The mooted reconciliation has alarmed Syrian opposition leaders and supporters who reside mostly in parts of the war-torn country under the control of pro-Turkish opposition fighters.

Assad said in January that a Moscow-brokered rapprochement with Turkey should aim for "the end of occupation" by Ankara of parts of Syria.

Turkey has military bases in northern Syria and backs some local groups fighting the regime and against Syrian Kurdish forces which it considers "terrorist" groups.

Ankara has never publicly backed HTS but according to some reports coordinate with its forces.

HTS, which is sanctioned by the UN as a terrorist organisation, formally broke ties with Al-Qaeda in 2016 and incorporated a number of smaller Syrian rebel factions in a major re-branding effort.

Widely seen as the strongest and best organised group in Idlib province, it has tried to present itself as amainstay of Syria's opposition.

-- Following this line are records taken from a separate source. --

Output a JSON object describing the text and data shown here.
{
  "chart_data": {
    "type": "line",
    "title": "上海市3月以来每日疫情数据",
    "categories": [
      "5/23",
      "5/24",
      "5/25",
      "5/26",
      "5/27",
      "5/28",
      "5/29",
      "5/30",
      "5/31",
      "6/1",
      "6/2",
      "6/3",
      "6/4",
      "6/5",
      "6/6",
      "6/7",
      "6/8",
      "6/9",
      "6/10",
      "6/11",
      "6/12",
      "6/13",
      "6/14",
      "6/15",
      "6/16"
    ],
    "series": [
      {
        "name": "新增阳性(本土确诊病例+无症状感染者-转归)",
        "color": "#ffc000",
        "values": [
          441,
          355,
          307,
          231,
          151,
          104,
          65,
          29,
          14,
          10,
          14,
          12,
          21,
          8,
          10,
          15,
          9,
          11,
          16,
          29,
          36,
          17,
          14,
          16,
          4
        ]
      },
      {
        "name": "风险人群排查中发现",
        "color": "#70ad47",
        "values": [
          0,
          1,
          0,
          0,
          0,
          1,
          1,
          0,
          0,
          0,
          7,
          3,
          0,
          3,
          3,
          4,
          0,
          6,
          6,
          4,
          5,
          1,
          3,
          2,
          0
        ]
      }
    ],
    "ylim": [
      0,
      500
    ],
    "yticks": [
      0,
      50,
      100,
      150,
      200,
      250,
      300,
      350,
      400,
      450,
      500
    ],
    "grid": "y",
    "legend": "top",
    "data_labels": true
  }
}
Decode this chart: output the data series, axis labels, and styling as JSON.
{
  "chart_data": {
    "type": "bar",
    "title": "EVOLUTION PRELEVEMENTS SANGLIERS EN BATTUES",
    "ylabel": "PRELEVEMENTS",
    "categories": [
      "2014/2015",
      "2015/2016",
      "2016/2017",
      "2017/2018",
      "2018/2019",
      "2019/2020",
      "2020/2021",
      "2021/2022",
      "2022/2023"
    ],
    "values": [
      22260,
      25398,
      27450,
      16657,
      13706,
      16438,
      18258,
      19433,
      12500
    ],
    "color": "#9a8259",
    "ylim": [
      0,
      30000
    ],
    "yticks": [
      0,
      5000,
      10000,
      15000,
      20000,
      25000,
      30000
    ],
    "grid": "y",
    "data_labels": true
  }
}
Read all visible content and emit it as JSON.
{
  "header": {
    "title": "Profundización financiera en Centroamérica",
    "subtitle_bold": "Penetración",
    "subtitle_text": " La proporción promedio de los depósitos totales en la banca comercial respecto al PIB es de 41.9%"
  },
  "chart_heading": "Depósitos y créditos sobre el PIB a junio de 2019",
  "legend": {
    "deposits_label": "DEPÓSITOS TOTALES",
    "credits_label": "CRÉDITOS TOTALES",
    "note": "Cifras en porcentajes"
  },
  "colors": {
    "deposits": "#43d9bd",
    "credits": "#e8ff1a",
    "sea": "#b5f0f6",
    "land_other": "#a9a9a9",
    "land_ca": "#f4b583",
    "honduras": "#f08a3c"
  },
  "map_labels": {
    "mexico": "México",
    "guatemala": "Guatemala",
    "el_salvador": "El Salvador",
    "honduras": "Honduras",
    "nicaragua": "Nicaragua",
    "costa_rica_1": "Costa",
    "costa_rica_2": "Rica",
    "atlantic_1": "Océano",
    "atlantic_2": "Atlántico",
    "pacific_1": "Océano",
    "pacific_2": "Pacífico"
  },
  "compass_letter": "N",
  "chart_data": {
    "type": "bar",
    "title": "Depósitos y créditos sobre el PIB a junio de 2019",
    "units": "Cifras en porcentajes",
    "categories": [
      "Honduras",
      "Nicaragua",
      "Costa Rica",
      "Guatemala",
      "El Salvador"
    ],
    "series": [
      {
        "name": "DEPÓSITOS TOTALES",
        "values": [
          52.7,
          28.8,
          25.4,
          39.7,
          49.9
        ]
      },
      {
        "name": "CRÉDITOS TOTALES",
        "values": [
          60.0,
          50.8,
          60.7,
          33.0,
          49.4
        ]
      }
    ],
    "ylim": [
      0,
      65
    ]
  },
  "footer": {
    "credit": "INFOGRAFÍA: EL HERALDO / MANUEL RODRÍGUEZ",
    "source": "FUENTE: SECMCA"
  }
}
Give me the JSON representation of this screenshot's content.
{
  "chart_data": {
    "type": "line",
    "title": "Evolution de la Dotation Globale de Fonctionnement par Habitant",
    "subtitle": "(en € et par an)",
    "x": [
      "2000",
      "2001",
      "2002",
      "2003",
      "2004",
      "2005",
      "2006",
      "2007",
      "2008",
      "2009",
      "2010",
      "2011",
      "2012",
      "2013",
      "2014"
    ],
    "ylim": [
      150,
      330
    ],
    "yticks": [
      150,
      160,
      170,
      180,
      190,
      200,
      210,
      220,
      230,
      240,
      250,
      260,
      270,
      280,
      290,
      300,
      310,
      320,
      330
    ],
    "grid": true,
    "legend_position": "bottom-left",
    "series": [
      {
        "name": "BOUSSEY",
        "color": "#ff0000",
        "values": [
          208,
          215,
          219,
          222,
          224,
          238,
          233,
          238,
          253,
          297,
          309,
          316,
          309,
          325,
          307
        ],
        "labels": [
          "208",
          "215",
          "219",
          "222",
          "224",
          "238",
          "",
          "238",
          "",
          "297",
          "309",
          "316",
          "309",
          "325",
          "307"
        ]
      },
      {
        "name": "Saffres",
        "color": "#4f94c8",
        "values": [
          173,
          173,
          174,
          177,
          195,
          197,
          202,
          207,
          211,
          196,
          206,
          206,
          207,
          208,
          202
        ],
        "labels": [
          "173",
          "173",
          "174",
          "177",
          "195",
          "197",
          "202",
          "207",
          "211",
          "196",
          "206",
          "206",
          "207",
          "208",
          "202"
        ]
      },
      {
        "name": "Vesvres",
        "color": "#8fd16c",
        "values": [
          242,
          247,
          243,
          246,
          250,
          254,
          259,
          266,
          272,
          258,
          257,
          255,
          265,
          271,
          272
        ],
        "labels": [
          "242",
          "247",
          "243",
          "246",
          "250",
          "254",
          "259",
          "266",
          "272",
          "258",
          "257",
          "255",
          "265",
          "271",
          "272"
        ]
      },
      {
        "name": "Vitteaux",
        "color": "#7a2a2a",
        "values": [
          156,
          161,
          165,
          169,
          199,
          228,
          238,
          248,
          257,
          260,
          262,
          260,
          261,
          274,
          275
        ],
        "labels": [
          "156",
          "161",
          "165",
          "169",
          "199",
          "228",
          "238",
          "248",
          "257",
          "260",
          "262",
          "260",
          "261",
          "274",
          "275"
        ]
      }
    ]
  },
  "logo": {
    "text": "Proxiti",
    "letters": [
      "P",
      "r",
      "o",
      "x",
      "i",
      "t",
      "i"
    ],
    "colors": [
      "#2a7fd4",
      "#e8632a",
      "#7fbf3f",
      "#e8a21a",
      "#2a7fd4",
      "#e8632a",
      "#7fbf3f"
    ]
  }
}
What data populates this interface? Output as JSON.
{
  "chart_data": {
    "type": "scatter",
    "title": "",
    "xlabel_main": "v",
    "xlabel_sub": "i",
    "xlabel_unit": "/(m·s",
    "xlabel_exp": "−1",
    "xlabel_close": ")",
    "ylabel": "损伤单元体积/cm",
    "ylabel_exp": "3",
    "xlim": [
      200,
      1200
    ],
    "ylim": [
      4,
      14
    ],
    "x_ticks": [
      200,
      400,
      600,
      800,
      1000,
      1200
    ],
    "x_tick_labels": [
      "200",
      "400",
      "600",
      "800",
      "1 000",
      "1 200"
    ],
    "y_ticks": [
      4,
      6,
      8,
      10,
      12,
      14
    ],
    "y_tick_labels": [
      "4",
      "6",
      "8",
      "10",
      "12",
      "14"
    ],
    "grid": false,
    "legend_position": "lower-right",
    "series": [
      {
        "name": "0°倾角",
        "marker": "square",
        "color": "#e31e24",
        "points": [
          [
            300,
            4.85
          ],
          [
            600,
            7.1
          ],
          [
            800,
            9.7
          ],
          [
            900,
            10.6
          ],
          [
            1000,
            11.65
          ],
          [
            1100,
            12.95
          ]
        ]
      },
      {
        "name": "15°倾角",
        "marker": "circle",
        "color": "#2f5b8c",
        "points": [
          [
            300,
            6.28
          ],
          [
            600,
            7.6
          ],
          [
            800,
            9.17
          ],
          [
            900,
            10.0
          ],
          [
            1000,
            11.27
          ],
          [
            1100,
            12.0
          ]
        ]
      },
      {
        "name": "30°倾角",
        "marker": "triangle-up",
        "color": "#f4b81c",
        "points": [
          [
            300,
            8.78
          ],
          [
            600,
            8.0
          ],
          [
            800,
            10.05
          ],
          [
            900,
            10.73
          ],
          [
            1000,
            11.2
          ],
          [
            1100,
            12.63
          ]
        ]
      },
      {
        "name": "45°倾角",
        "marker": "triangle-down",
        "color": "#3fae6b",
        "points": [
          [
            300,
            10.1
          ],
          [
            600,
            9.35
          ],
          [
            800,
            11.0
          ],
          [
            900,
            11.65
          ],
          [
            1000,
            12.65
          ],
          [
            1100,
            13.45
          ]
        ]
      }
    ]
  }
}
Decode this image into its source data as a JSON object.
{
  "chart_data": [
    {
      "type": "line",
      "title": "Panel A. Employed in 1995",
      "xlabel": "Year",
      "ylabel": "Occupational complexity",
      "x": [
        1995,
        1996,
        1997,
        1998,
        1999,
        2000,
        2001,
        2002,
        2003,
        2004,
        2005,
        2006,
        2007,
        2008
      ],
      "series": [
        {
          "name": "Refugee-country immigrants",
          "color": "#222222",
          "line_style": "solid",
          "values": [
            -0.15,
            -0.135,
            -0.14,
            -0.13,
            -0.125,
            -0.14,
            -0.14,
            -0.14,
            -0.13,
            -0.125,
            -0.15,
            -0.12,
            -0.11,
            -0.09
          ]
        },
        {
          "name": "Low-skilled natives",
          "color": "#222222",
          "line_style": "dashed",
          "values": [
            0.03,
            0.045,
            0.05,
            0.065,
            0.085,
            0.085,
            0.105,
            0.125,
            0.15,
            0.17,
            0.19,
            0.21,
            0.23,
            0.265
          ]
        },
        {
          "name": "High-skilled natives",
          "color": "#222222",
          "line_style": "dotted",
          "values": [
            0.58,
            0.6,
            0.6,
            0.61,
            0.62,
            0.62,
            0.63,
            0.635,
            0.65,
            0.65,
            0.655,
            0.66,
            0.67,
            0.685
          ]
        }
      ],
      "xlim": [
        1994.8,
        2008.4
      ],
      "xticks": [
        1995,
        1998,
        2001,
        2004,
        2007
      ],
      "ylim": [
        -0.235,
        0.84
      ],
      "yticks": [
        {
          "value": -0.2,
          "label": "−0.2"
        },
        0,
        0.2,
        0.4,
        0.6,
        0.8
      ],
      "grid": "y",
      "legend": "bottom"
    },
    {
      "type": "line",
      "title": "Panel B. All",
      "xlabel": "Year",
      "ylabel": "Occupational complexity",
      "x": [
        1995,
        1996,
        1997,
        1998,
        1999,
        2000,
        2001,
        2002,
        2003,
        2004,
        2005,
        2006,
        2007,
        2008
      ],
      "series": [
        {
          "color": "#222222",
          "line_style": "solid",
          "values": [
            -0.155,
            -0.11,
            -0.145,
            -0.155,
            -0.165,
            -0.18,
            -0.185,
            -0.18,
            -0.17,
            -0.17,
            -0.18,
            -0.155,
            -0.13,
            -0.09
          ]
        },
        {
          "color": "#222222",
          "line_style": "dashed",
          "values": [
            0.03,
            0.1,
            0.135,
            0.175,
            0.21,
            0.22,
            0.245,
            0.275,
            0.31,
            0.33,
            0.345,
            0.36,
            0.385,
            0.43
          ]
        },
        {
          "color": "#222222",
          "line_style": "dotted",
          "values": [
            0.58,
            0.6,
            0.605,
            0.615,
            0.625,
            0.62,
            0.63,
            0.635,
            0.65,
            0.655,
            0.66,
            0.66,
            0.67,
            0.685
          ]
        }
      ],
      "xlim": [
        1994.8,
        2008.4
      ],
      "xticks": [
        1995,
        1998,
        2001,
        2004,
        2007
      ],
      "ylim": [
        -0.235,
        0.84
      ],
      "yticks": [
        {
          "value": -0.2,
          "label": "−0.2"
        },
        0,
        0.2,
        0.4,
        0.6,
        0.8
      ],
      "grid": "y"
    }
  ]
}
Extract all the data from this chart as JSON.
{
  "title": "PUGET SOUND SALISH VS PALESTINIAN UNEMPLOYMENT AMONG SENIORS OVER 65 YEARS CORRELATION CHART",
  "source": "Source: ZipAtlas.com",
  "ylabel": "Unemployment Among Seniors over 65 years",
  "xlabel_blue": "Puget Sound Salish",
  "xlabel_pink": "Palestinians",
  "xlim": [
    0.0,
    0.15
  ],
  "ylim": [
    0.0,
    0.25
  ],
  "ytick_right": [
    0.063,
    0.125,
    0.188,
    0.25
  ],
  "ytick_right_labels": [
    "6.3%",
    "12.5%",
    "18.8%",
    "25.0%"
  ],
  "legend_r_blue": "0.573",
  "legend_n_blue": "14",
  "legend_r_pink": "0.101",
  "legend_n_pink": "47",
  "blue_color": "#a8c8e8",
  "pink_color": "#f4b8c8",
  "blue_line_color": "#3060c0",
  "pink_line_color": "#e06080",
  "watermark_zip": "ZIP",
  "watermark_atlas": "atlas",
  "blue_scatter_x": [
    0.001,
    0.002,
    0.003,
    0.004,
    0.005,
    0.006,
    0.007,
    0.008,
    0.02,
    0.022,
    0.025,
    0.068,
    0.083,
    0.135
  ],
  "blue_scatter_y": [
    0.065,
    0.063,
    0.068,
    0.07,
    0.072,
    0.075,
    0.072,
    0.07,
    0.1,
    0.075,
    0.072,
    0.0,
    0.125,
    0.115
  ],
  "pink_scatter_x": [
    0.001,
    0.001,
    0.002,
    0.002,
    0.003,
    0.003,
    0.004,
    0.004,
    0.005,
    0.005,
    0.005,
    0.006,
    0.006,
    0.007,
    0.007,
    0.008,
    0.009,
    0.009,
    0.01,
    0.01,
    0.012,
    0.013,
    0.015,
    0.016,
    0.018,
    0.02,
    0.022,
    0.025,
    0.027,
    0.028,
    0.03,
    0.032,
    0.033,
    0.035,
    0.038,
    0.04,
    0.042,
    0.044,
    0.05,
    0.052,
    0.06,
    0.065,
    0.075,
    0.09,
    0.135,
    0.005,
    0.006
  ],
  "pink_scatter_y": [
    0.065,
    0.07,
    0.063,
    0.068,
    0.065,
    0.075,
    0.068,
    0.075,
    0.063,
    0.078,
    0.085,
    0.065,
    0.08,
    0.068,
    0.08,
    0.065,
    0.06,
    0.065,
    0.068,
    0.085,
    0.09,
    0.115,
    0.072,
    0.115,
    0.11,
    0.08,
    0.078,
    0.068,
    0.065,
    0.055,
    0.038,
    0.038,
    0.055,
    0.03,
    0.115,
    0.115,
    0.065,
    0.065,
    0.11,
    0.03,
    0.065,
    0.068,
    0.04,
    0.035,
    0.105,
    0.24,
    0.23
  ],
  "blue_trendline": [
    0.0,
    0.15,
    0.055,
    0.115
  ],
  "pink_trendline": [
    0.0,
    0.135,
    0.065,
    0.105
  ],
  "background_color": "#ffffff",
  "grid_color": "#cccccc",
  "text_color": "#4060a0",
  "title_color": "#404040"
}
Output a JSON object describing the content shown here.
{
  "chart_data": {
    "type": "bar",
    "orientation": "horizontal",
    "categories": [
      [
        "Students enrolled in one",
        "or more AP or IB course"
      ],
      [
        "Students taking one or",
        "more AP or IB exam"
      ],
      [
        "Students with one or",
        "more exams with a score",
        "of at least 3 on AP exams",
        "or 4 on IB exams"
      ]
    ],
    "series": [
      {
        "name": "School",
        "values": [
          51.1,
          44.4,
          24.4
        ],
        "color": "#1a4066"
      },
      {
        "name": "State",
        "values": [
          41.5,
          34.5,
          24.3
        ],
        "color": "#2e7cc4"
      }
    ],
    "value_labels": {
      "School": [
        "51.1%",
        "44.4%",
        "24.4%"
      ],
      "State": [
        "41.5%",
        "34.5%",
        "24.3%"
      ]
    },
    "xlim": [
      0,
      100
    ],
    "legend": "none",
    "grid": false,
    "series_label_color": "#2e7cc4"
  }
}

With Russian and Iranian support, Damascus has clawed back much of the ground lost in the early stages of Syria's conflict to rebel groups.

The Syrian conflict has killed nearly half a million people since it broke out over a decade ago and displaced almost half of Syria's pre-war population. Most of the casualties have been due to regime bombardment of civilian areas.

Despite periodic clashes, a ceasefire reached in 2020 by Moscow and Turkey has largely held in the northwest.